The notion came to me one warm autumn afternoon, as I was reading "Grace Abounding."

From the first page I struck up a living friendship with the Bedford tinker, though he had been in heaven for near two hundred years. I understood him as he talked aloud to himself and peered within to discover who and what was this John Bunyan inside him. I liked too—the more so as it was so new in print and from the mind of some-one-else—the careful detail with which he told of his earthly outward life: his descent, his lowly parentage, his school, his early days, though I could have wished for details of his Aunt Jaels and Uncle Simeons. These did not lack when he talked of his "inside" life, and told me (who knew) of his childhood's "fearful dreams" and "dreadful visions" and "thoughts of the fearful Torments of Hell fire," because of which "in the midst of my many Sports and Childish Vanities, amidst my vain Companions, I was often much cast down and afflicted." Why should not I tell a like story of my soul day by day, detail by detail?

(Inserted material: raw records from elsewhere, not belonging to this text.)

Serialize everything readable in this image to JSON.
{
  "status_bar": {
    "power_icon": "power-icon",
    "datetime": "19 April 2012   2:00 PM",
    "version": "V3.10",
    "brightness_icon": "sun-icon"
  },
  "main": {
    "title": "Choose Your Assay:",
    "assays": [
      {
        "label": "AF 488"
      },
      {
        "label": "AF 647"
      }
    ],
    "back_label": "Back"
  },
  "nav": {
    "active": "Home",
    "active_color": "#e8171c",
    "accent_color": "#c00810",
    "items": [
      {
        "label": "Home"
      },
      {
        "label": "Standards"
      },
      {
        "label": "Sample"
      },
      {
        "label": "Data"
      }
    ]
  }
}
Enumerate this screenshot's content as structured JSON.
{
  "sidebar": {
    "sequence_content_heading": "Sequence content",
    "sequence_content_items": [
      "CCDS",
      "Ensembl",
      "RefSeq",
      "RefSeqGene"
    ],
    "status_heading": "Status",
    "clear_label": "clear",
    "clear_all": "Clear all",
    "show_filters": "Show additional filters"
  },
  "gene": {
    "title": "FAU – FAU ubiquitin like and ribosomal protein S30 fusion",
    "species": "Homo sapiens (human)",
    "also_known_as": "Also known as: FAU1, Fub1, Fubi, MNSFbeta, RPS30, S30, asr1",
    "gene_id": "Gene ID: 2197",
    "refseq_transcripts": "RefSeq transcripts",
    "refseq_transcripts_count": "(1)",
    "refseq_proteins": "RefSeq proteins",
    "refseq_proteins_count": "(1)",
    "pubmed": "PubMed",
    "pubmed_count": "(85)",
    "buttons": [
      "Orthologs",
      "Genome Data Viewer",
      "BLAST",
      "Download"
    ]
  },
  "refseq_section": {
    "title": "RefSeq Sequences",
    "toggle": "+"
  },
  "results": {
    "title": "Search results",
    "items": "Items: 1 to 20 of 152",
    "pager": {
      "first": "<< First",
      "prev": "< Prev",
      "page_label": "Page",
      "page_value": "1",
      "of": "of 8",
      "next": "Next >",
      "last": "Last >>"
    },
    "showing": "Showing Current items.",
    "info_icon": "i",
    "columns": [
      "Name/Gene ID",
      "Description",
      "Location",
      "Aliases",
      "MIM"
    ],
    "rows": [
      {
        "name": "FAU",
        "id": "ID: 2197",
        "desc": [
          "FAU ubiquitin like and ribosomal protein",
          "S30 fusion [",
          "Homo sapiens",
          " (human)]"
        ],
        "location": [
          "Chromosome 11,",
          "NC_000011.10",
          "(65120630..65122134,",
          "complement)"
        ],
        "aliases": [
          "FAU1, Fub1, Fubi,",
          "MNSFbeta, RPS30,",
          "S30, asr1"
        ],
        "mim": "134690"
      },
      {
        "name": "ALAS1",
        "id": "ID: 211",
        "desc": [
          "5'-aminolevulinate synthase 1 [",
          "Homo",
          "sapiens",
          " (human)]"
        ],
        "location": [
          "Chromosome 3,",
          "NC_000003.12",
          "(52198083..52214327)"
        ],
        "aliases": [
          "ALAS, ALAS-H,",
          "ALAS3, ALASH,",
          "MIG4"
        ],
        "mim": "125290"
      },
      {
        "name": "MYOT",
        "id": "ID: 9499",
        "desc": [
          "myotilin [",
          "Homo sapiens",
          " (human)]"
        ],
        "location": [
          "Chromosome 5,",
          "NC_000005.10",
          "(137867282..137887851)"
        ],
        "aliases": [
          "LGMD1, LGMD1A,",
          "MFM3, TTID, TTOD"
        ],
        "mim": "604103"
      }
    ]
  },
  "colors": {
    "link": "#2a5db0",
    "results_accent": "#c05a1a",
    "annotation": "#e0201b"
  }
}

The notion rolled through me like a tide. I closed the book, sprang up, shut my eyes, and walked round and round the room in my excitement. Today, this moment, I would begin. Then as I turned my mind to practical details—the book I should write it in, the hiding-place for the book—hesitations appeared. Wasn't it a bit funny? Did other people do it? Why, yes: John Bunyan was "other people" right enough, and a good Christian too. And I remembered that I had heard somewhere before of a man who wrote down the story of his life. In a few seconds I placed my man. Poor old Robinson Crewjoe.

I ran into the kitchen.

"Mrs. Cheese, you know Robinson Crewjoe you told me about, didn't you say you could read about it all in a book he'd written himself?"

"'E wrote it pon a bit buke 'e vound on the Wreck, so's 'e shidden virget it, I reckon, or so's ither volk cude rade it arterwards—"

"Yes, but when did he write it?"

"Ivry day, avore goin' to bed nights. Ivrythin' 'e'd been doin' that day. Leastways that's what my ol' Uncle Zam ollers did, who kep' a buke of the zame zort."

"What was it like? Please tell me about Uncle Sam's book."